June arrives with its own quietness and tranquility. It brings growth and continuity as the season approaches summer. June brings some of the most pleasant porch nights of the year.
Babies are filling Mother Nature’s nursery to overflowing. Robins are among the earliest of songbirds to nest. Baby Robins are big birds for a nest. After they are fully feathered, the mother returns to roosting on a tree limb close to the nest rather than on top of the babies in the nest.
Parent Robins identify their babies by sight and sound like humans do. For the first week after hatching, baby Robins are transparent. Look closely and you can see the greenish gall bladder, and orange yolk sack. At first they are almost completely naked, with just a few tufts of fuzzy feathers. When hatched, they weigh about as much as a quarter. Their eyes remain shut for the first five days.
Both parents share in feeding the offspring. For the first four days of a baby Robin’s life, the parent birds regurgitate partly digested food into its mouth. On the fifth day, earthworms are added to the feedings. After the first week the parents feed them insects and whole worms. The large babies take a lot of food. Researchers have learned that, in a day, parents may make as many as 100 feeding visits to the nest.
Baby Robins have enormous eyes when first hatched. Since they are so transparent at hatching, it is a good chance to learn how big a bird’s eyes are. When they grow feathers, you will be able to see only a small portion of the eye.
Down feathers grow in quickly, making the babies look fluffy and helping them stay warm when the mother isn’t sitting on them. It takes only a couple of weeks until the awkward, almost naked, babies are fully feathered and pushing each other around in the nest. They reach the size of their parents in only two weeks. By the time three weeks rolls around, they are making practice flights. They will beg for food from their parents for weeks.
The Eastern Kingbird is back at Lake Tomahawk and Owen Park. This bird and the Blue Jay always seem to be dressed in their best business suits to tend to business. The Eastern Kingbird has a big head and broad shoulders. When it raises the feathers on its head, it seems to have a crest. If you see it in profile, sometimes it can be hard to identify because without the raised feathers it looks like a chubby gray and white bird. These birds have no idea how small they are. They have no fear about crows, Red-tailed Hawks, Great Blue Herons and others birds invading their territory. They spend winters in South American and switch to almost an all-fruit diet
The Eastern Kingbird is North America’s largest flycatcher. It always has a white-tipped tail and is related to the much smaller Eastern Phoebe. It is adapt at catching insects in midair. It also hovers over prey on shrubs and lawns. Fruit and insects make up the summer diet. It eats a lot of beetles, wasps, bees, winged ants, grasshoppers, flies and other insects.
The female is the sole builder of the nest, but both parents feed the babies. They can recognize a cowbird egg and will toss it out of their nests. Tree-climbing snakes, Blue Jays, Crows and squirrels are nest predators. Eastern Kingbirds migrate in groups and travel mostly by day. Many songbirds migrate at night.

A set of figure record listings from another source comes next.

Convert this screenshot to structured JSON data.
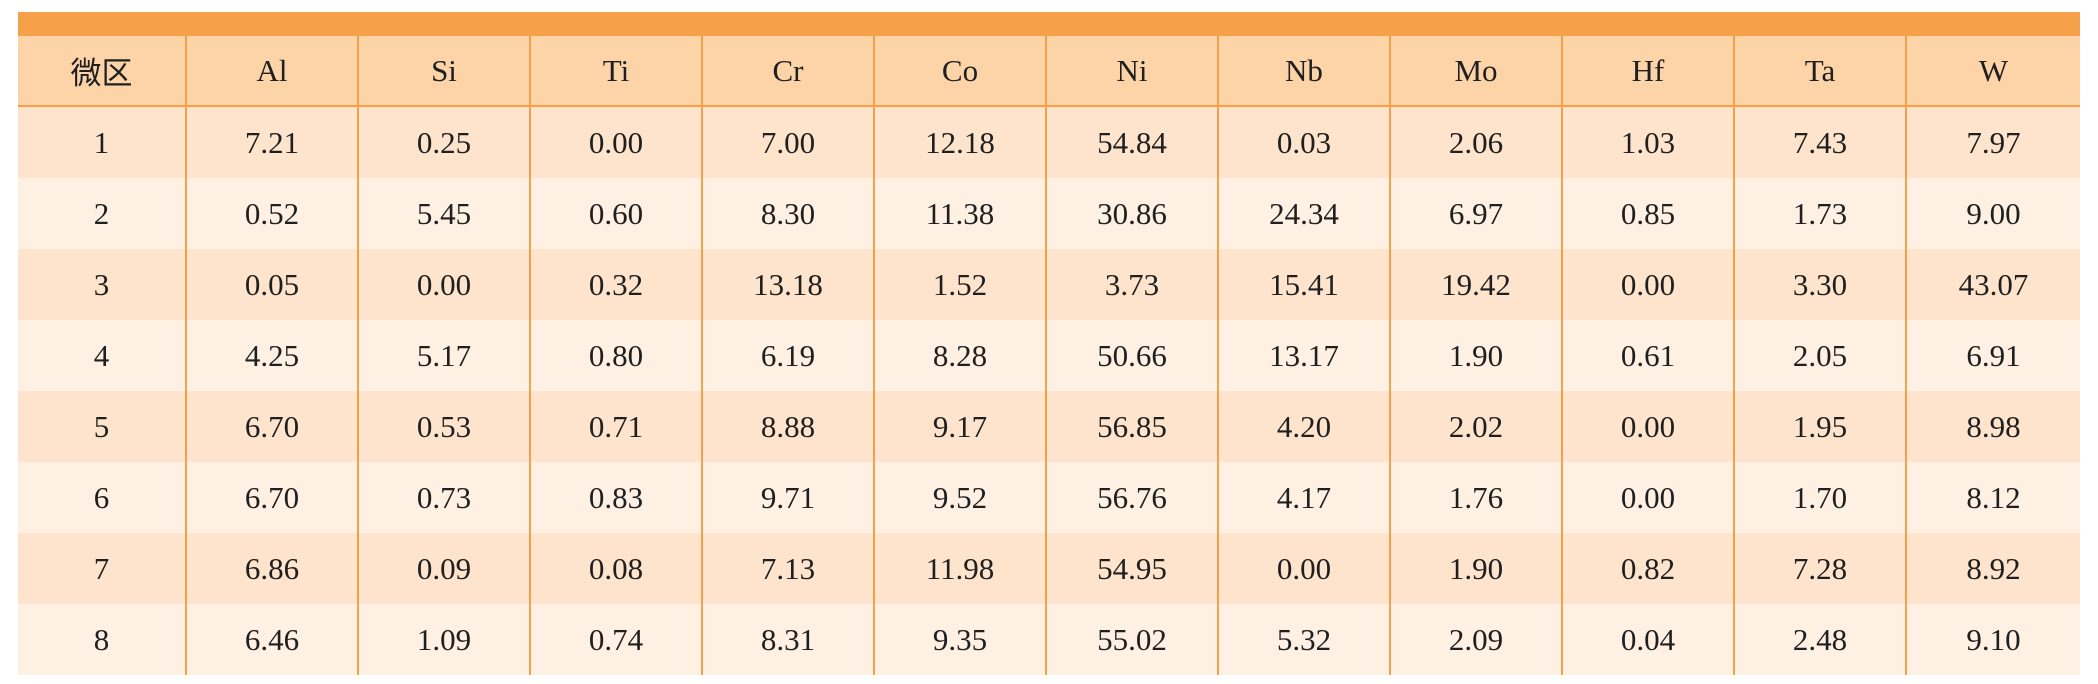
{
  "table": {
    "headers": [
      "微区",
      "Al",
      "Si",
      "Ti",
      "Cr",
      "Co",
      "Ni",
      "Nb",
      "Mo",
      "Hf",
      "Ta",
      "W"
    ],
    "rows": [
      [
        "1",
        "7.21",
        "0.25",
        "0.00",
        "7.00",
        "12.18",
        "54.84",
        "0.03",
        "2.06",
        "1.03",
        "7.43",
        "7.97"
      ],
      [
        "2",
        "0.52",
        "5.45",
        "0.60",
        "8.30",
        "11.38",
        "30.86",
        "24.34",
        "6.97",
        "0.85",
        "1.73",
        "9.00"
      ],
      [
        "3",
        "0.05",
        "0.00",
        "0.32",
        "13.18",
        "1.52",
        "3.73",
        "15.41",
        "19.42",
        "0.00",
        "3.30",
        "43.07"
      ],
      [
        "4",
        "4.25",
        "5.17",
        "0.80",
        "6.19",
        "8.28",
        "50.66",
        "13.17",
        "1.90",
        "0.61",
        "2.05",
        "6.91"
      ],
      [
        "5",
        "6.70",
        "0.53",
        "0.71",
        "8.88",
        "9.17",
        "56.85",
        "4.20",
        "2.02",
        "0.00",
        "1.95",
        "8.98"
      ],
      [
        "6",
        "6.70",
        "0.73",
        "0.83",
        "9.71",
        "9.52",
        "56.76",
        "4.17",
        "1.76",
        "0.00",
        "1.70",
        "8.12"
      ],
      [
        "7",
        "6.86",
        "0.09",
        "0.08",
        "7.13",
        "11.98",
        "54.95",
        "0.00",
        "1.90",
        "0.82",
        "7.28",
        "8.92"
      ],
      [
        "8",
        "6.46",
        "1.09",
        "0.74",
        "8.31",
        "9.35",
        "55.02",
        "5.32",
        "2.09",
        "0.04",
        "2.48",
        "9.10"
      ]
    ]
  },
  "colors": {
    "accent": "#f7a04a",
    "header_bg": "#fdd3a8",
    "row_odd_bg": "#fee4cc",
    "row_even_bg": "#fef0e3"
  }
}
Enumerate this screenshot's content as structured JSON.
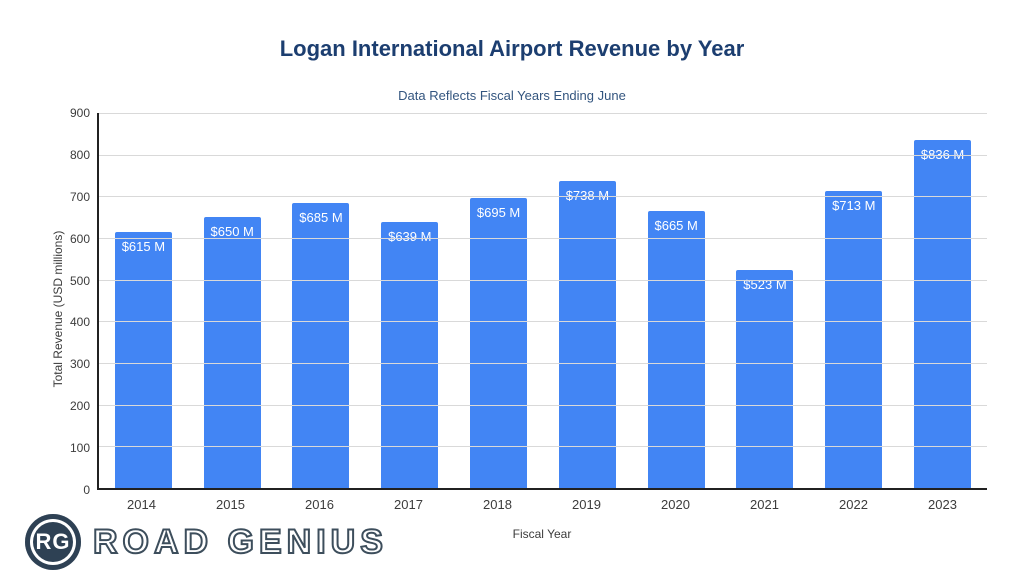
{
  "header": {
    "title": "Logan International Airport Revenue by Year",
    "subtitle": "Data Reflects Fiscal Years Ending June"
  },
  "chart_data": {
    "type": "bar",
    "title": "Logan International Airport Revenue by Year",
    "subtitle": "Data Reflects Fiscal Years Ending June",
    "categories": [
      "2014",
      "2015",
      "2016",
      "2017",
      "2018",
      "2019",
      "2020",
      "2021",
      "2022",
      "2023"
    ],
    "values": [
      615,
      650,
      685,
      639,
      695,
      738,
      665,
      523,
      713,
      836
    ],
    "bar_labels": [
      "$615 M",
      "$650 M",
      "$685 M",
      "$639 M",
      "$695 M",
      "$738 M",
      "$665 M",
      "$523 M",
      "$713 M",
      "$836 M"
    ],
    "xlabel": "Fiscal Year",
    "ylabel": "Total Revenue (USD millions)",
    "ylim": [
      0,
      900
    ],
    "ytick_step": 100,
    "grid": true,
    "legend": "none",
    "bar_color": "#4285f4",
    "bar_label_color": "#ffffff",
    "title_color": "#1c3e70",
    "subtitle_color": "#33557f"
  },
  "logo": {
    "monogram": "RG",
    "name": "ROAD GENIUS"
  }
}
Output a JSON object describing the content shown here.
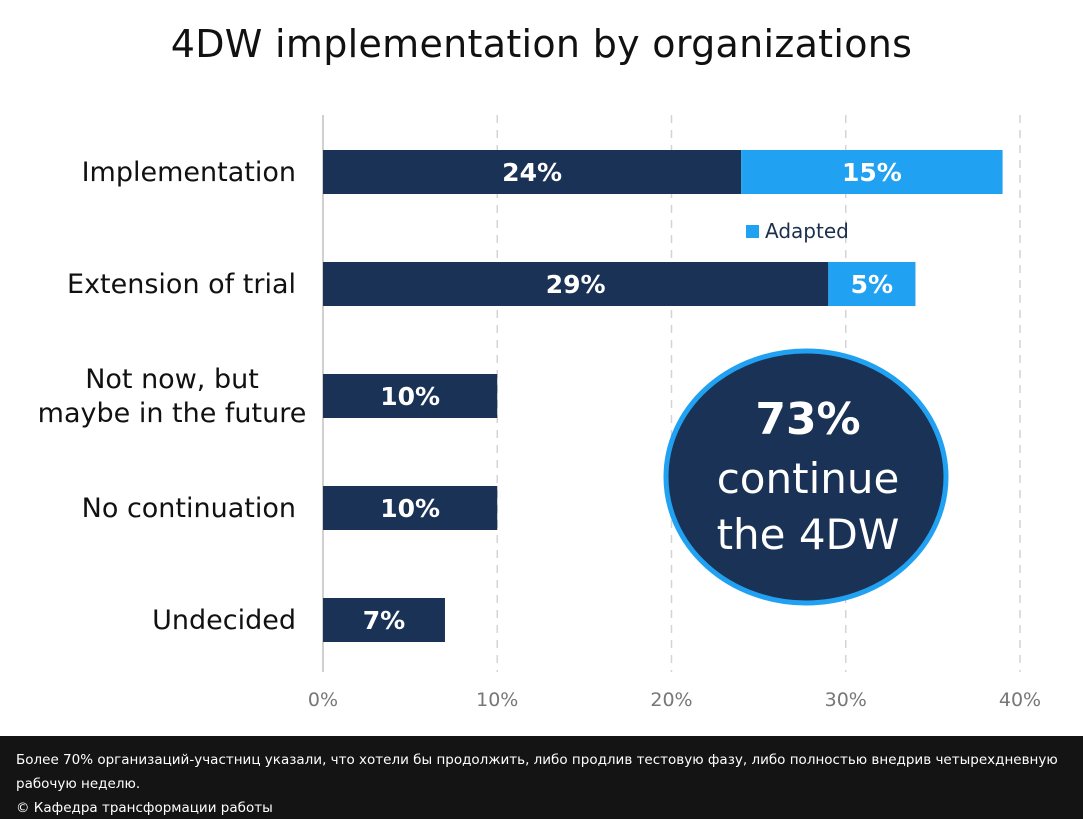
{
  "chart_data": {
    "type": "bar",
    "orientation": "horizontal",
    "stacked": true,
    "title": "4DW implementation by organizations",
    "categories": [
      [
        "Implementation"
      ],
      [
        "Extension of trial"
      ],
      [
        "Not now, but",
        "maybe in the future"
      ],
      [
        "No continuation"
      ],
      [
        "Undecided"
      ]
    ],
    "series": [
      {
        "values": [
          24,
          29,
          10,
          10,
          7
        ],
        "labels": [
          "24%",
          "29%",
          "10%",
          "10%",
          "7%"
        ],
        "color": "#1b3257"
      },
      {
        "name": "Adapted",
        "values": [
          15,
          5,
          0,
          0,
          0
        ],
        "labels": [
          "15%",
          "5%",
          "",
          "",
          ""
        ],
        "color": "#21a1f1"
      }
    ],
    "xlim": [
      0,
      40
    ],
    "xticks": [
      0,
      10,
      20,
      30,
      40
    ],
    "xtick_labels": [
      "0%",
      "10%",
      "20%",
      "30%",
      "40%"
    ],
    "grid": "vertical dashed",
    "legend": {
      "entry": "Adapted",
      "placement": "below the first bar"
    },
    "callout": {
      "lines": [
        "73%",
        "continue",
        "the 4DW"
      ],
      "fill": "#1b3257",
      "border": "#21a1f1"
    }
  },
  "caption": {
    "text": "Более 70% организаций-участниц указали, что хотели бы продолжить, либо продлив тестовую фазу, либо полностью внедрив четырехдневную рабочую неделю.",
    "credit": "© Кафедра трансформации работы"
  },
  "colors": {
    "primary": "#1b3257",
    "accent": "#21a1f1",
    "caption_bg": "#141414"
  }
}
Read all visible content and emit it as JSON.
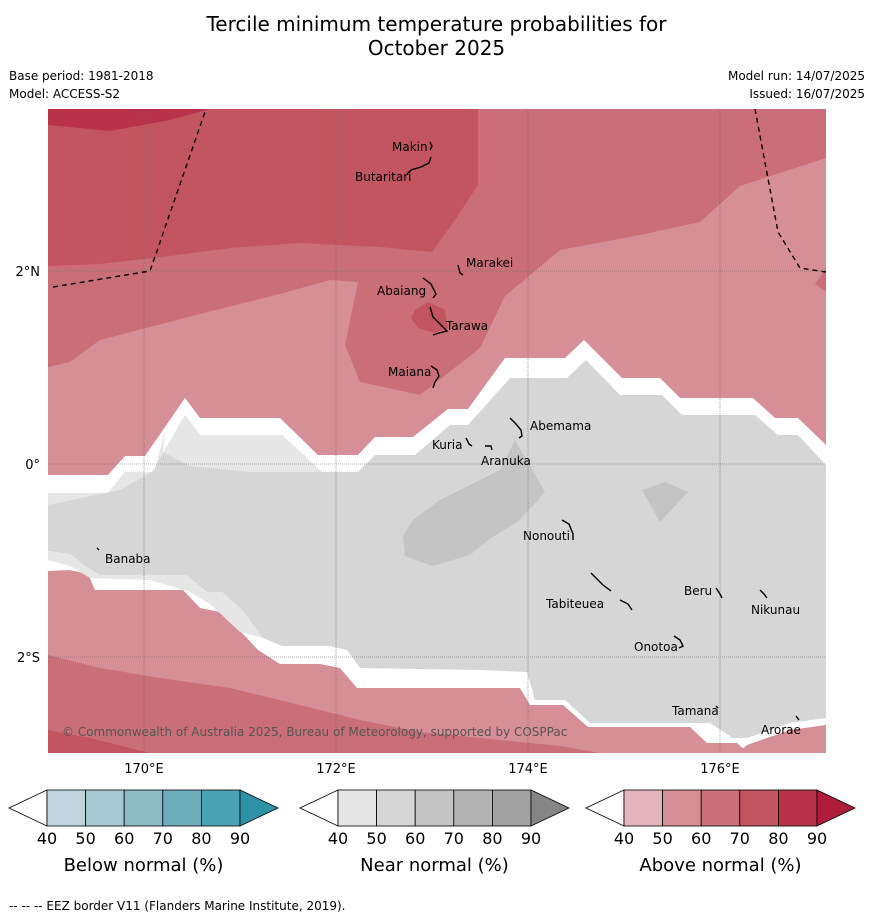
{
  "title": {
    "line1": "Tercile minimum temperature probabilities for",
    "line2": "October 2025"
  },
  "meta": {
    "base_period": "Base period: 1981-2018",
    "model": "Model: ACCESS-S2",
    "model_run": "Model run: 14/07/2025",
    "issued": "Issued: 16/07/2025"
  },
  "map": {
    "lon_ticks": [
      "170°E",
      "172°E",
      "174°E",
      "176°E"
    ],
    "lat_ticks": [
      "2°N",
      "0°",
      "2°S"
    ],
    "places": [
      "Makin",
      "Butaritari",
      "Marakei",
      "Abaiang",
      "Tarawa",
      "Maiana",
      "Abemama",
      "Kuria",
      "Aranuka",
      "Banaba",
      "Nonouti",
      "Beru",
      "Tabiteuea",
      "Nikunau",
      "Onotoa",
      "Tamana",
      "Arorae"
    ],
    "copyright": "© Commonwealth of Australia 2025, Bureau of Meteorology, supported by COSPPac"
  },
  "colorbars": [
    {
      "title": "Below normal (%)",
      "ticks": [
        "40",
        "50",
        "60",
        "70",
        "80",
        "90"
      ],
      "colors": [
        "#ffffff",
        "#bfd4dc",
        "#a6c8d0",
        "#8bb9c4",
        "#6eaebb",
        "#4aa3b2",
        "#2e92a6"
      ]
    },
    {
      "title": "Near normal (%)",
      "ticks": [
        "40",
        "50",
        "60",
        "70",
        "80",
        "90"
      ],
      "colors": [
        "#ffffff",
        "#e6e6e6",
        "#d6d6d6",
        "#c4c4c4",
        "#b3b3b3",
        "#a1a1a1",
        "#858585"
      ]
    },
    {
      "title": "Above normal (%)",
      "ticks": [
        "40",
        "50",
        "60",
        "70",
        "80",
        "90"
      ],
      "colors": [
        "#ffffff",
        "#e3b4bb",
        "#d78f97",
        "#ca6e78",
        "#c25560",
        "#b8334a",
        "#b01d3b"
      ]
    }
  ],
  "footer": "-- -- -- EEZ border V11 (Flanders Marine Institute, 2019)."
}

Bears are plentiful this year and are on the prowl for food. Their feet may still be a little tender, since they shed the pads from their paws in late winter and early spring. The pads protect the bear’s feet and muffle the sound when they walk. The pads become brittle in the winter. Only when new pads are in place and hardened can a bear travel a long distance.
Keep the bird baths clean and filled with fresh water for bathing and drinking. Take the bird feeders inside by late afternoon.
Wild turkeys are hatching. After hatching their babies can eat on their own as soon as their feathers dry.
Watch for fireflies to start blinking.
Turtles are laying eggs.
May you always hear the whisper of wings.